Güneş batmıştı. Yine bir gün bitmişti. Gece henüz geçmemişti ama gün içinde o kadar çok olay olmuştu ki günün yarısından sonra bir şey olacağa benzemiyordu. Bu gün içerisinde o kadar çok şey olmuştu ki gençler anca nefes almak için vakit bulmuş gibiydiler.
Hobi kendini salondaki koltuklardan birine attığında kolunu gözlerinin önüne koymuştu. Gözlerini kapatmış ve biraz dinlenmeyi düşünmüştü. Yoongi ise odasına adımlamış ve üzerindekilerden kurtulmak ister gibi temiz kıyafetlerini almış ve banyoya koşmuştu.
Jisoo ile birlikte onun evine giden Namjoon, kız için birkaç parça bir şey almış ve eve geri dönmüşlerdi. Eve gelene kadar bir süre orada beklemişti Namjoon. Hatta kız kendi çantasını hazırlarken, sözde birkaç kıyafetini alırken, Namjoon kendini uykuya teslim etmişti. Kız onu gördüğünde şaşkınlık ile kalakalmış olsa da bir süre sevgilisini uyandırmak yerine onu izlemeyi tercih etmişti. Bugüne kadar onu bir gün olsun uyurken görmemişti. Şimdi ilk kez şahit olduğu bu görüntü karşısında elbette onu izleyecekti. Hatta birkaç fotoğraf bile çekebilirdi. Gelecek zamanda lazım olabilirdi.
Namjoon eline aldığı liste ile birlikte salona gelmişti. ''Akşam için ne sipariş edelim?''
Hobi kolunu gözlerinden çekmeden derin bir nefes verdi.
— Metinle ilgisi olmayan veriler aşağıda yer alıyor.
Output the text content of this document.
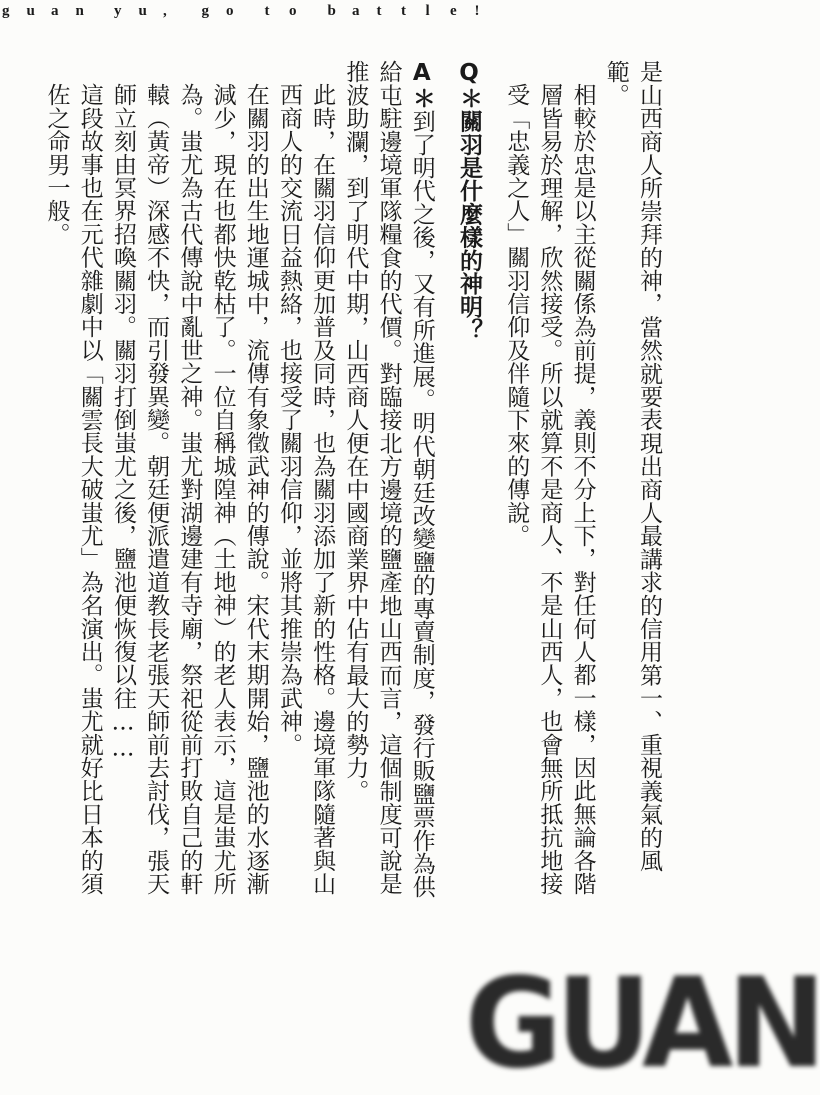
g	u	a	n	y	u	,	g	o	t	o	b	a	t	t	l	e	!

是山西商人所崇拜的神，當然就要表現出商人最講求的信用第一、重視義氣的風範。

相較於忠是以主從關係為前提，義則不分上下，對任何人都一樣，因此無論各階層皆易於理解，欣然接受。所以就算不是商人、不是山西人，也會無所抵抗地接受「忠義之人」關羽信仰及伴隨下來的傳說。

Q＊關羽是什麼樣的神明？

A＊到了明代之後，又有所進展。明代朝廷改變鹽的專賣制度，發行販鹽票作為供給屯駐邊境軍隊糧食的代價。對臨接北方邊境的鹽產地山西而言，這個制度可說是推波助瀾，到了明代中期，山西商人便在中國商業界中佔有最大的勢力。

此時，在關羽信仰更加普及同時，也為關羽添加了新的性格。邊境軍隊隨著與山西商人的交流日益熱絡，也接受了關羽信仰，並將其推崇為武神。

在關羽的出生地運城中，流傳有象徵武神的傳說。宋代末期開始，鹽池的水逐漸減少，現在也都快乾枯了。一位自稱城隍神（土地神）的老人表示，這是蚩尤所為。蚩尤為古代傳說中亂世之神。蚩尤對湖邊建有寺廟，祭祀從前打敗自己的軒轅（黃帝）深感不快，而引發異變。朝廷便派遣道教長老張天師前去討伐，張天師立刻由冥界招喚關羽。關羽打倒蚩尤之後，鹽池便恢復以往……

這段故事也在元代雜劇中以「關雲長大破蚩尤」為名演出。蚩尤就好比日本的須佐之命男一般。

GUAN
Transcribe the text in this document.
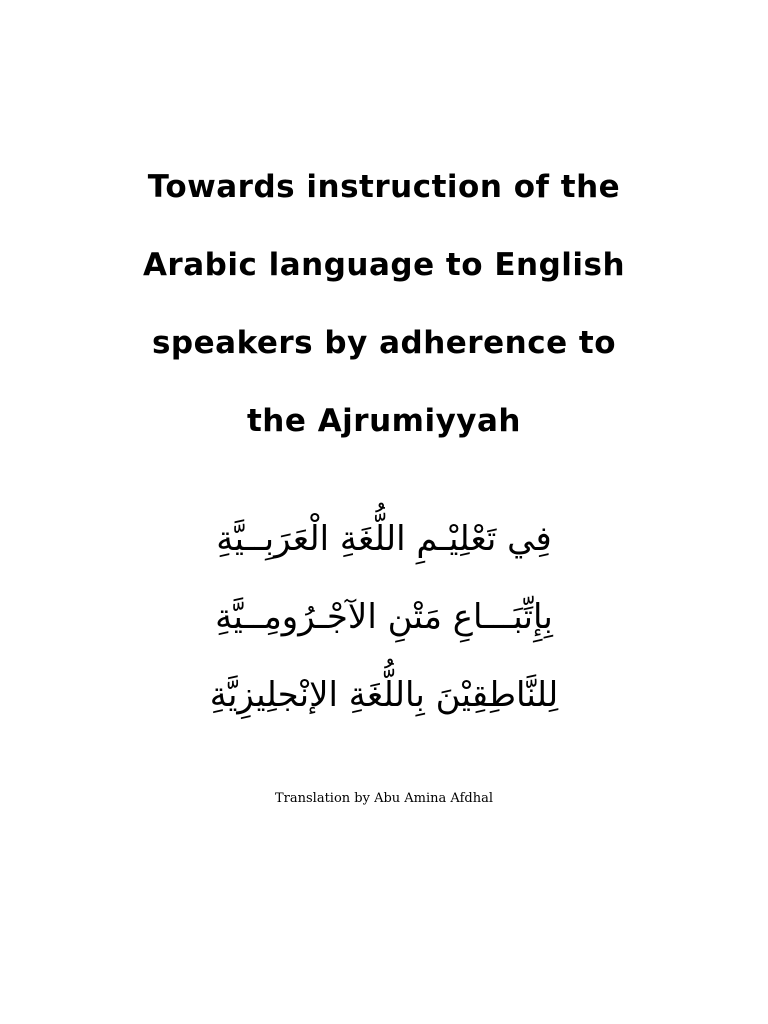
Towards instruction of the
Arabic language to English
speakers by adherence to
the Ajrumiyyah
فِي تَعْلِيْـمِ اللُّغَةِ الْعَرَبِــيَّةِ
بِإِتِّبَـــاعِ مَتْنِ الآجْـرُومِــيَّةِ
لِلنَّاطِقِيْنَ بِاللُّغَةِ الإنْجلِيزِيَّةِ
Translation by Abu Amina Afdhal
Aynı şekilde cevap verdi. ''Bilmem. Bir şey yemek istediğimi sanmıyorum.''
''Aç değil misin?'' diye sordu Namjoon. Şaşkın gözlerini arkadaşına çevirmişti. Kendini deli gibi aç hissediyordu oysaki. En son yemeğini dün arabanın içinde yemişti. Sabah bir telefon ile uyanmış ve sevgilisini alıp hastaneye koşmuştu.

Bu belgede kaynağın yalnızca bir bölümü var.